Social indicators

Published May 27, 2017

A HOLLOW foundation makes for an unstable edifice. That is the small print behind some of the big, upbeat numbers unveiled in the latest Economic Survey. If one is to believe the finance minister, Pakistan is powering ahead to a spot among the top 20 economies by 2030. However, its people, to whom the state has moral, ethical and constitutional obligations, is on a very different trajectory. The survey reveals that health and education, the cornerstones of a dynamic human resource, remain grossly neglected. The government spent well under 1pc of GDP — 0.46pc to be precise — on health during this fiscal year. Appallingly, even war-torn Afghanistan that has not had a stable government for decades, spends more per capita on health. Education presents another bleak picture: in the 70th year after independence, Pakistan’s literacy rate stands at only 58pc, stagnant since the last fiscal year. In fact, it has seen a drop of 2pc since 2014-2015 when it had climbed to 60pc.

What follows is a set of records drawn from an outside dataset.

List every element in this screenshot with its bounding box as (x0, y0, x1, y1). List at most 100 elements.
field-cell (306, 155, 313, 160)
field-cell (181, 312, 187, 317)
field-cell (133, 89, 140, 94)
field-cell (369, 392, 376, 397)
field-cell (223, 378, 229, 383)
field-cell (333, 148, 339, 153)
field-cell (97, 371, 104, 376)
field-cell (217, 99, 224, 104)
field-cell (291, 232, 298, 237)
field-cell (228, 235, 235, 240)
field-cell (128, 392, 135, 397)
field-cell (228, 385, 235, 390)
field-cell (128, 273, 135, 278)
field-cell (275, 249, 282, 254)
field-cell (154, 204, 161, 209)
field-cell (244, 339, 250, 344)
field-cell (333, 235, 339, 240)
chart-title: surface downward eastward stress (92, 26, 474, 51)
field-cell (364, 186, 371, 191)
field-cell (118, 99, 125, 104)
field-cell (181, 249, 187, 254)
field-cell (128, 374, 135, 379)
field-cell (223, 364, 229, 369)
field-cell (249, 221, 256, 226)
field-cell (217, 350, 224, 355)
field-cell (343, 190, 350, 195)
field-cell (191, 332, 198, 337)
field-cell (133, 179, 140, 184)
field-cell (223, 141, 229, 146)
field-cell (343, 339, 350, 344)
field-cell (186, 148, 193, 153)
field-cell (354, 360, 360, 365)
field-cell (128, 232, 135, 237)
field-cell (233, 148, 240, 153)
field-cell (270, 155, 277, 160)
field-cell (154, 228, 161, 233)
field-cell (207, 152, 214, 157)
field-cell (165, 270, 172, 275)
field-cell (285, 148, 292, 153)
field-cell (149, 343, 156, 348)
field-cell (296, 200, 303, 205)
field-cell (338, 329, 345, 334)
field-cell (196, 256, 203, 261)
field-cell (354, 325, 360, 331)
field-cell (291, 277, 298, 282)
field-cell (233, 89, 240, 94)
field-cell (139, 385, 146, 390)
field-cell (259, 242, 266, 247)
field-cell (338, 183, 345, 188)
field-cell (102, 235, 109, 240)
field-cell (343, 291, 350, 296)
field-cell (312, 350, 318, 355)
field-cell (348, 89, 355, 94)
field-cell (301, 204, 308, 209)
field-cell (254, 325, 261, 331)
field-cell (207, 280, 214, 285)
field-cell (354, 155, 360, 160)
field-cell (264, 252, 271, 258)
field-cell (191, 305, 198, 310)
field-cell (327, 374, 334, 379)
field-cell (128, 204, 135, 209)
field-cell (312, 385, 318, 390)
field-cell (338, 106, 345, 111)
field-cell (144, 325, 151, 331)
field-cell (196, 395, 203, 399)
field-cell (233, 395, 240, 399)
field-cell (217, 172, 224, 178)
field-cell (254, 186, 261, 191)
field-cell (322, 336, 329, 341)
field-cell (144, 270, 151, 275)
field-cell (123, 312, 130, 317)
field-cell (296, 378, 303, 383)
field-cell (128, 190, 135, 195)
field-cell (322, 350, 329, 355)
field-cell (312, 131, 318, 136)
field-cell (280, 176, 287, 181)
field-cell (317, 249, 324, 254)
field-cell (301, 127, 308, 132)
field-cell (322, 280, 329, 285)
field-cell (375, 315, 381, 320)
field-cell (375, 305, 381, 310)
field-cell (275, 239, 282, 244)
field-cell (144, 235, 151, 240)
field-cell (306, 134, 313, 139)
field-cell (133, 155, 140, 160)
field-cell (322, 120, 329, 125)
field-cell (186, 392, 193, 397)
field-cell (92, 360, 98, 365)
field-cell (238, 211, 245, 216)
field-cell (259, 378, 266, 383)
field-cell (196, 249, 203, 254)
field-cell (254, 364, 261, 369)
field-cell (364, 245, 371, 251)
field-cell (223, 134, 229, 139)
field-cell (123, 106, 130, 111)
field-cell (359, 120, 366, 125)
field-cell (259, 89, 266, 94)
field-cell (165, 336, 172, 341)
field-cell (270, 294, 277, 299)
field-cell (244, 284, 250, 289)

These are damning figures. Progress measured by world-class highways, power plants or metro projects alone is stunted, incomplete and unjust. True progress is a multidimensional concept that takes people’s fundamental rights and legitimate aspirations into account. It does not leave them mired in ignorance, superstition and disease. The PML-N government has a penchant for glitzy infrastructure projects that can be showcased during election campaigns, but as the survey indicates, it has done little to improve social indicators in the country — in what is only the latest manifestation of callous indifference by the political elite. The education budget, despite an increase last year, has not been able to keep pace with the rate of population growth. Lack of planning means that a significant portion of the meagre allocation lapses because the funds are not utilised within the prescribed period. Then there is quality of education in public schools, with an emphasis on rote learning rather than the development of cognitive skills so essential for children to become productive adults. Meanwhile, chronic shortage of health infrastructure in the hinterland compels patients and their families to travel long distances to comparatively better-resourced urban areas. Even here though, overcrowding, poor sanitation, lack of awareness, contaminated drinking water, etc trigger outbreaks of preventable diseases that unnecessarily claim lives. Only if the ruling elite prioritises the intangible markers of progress can Pakistan take its place among the developed nations of the world.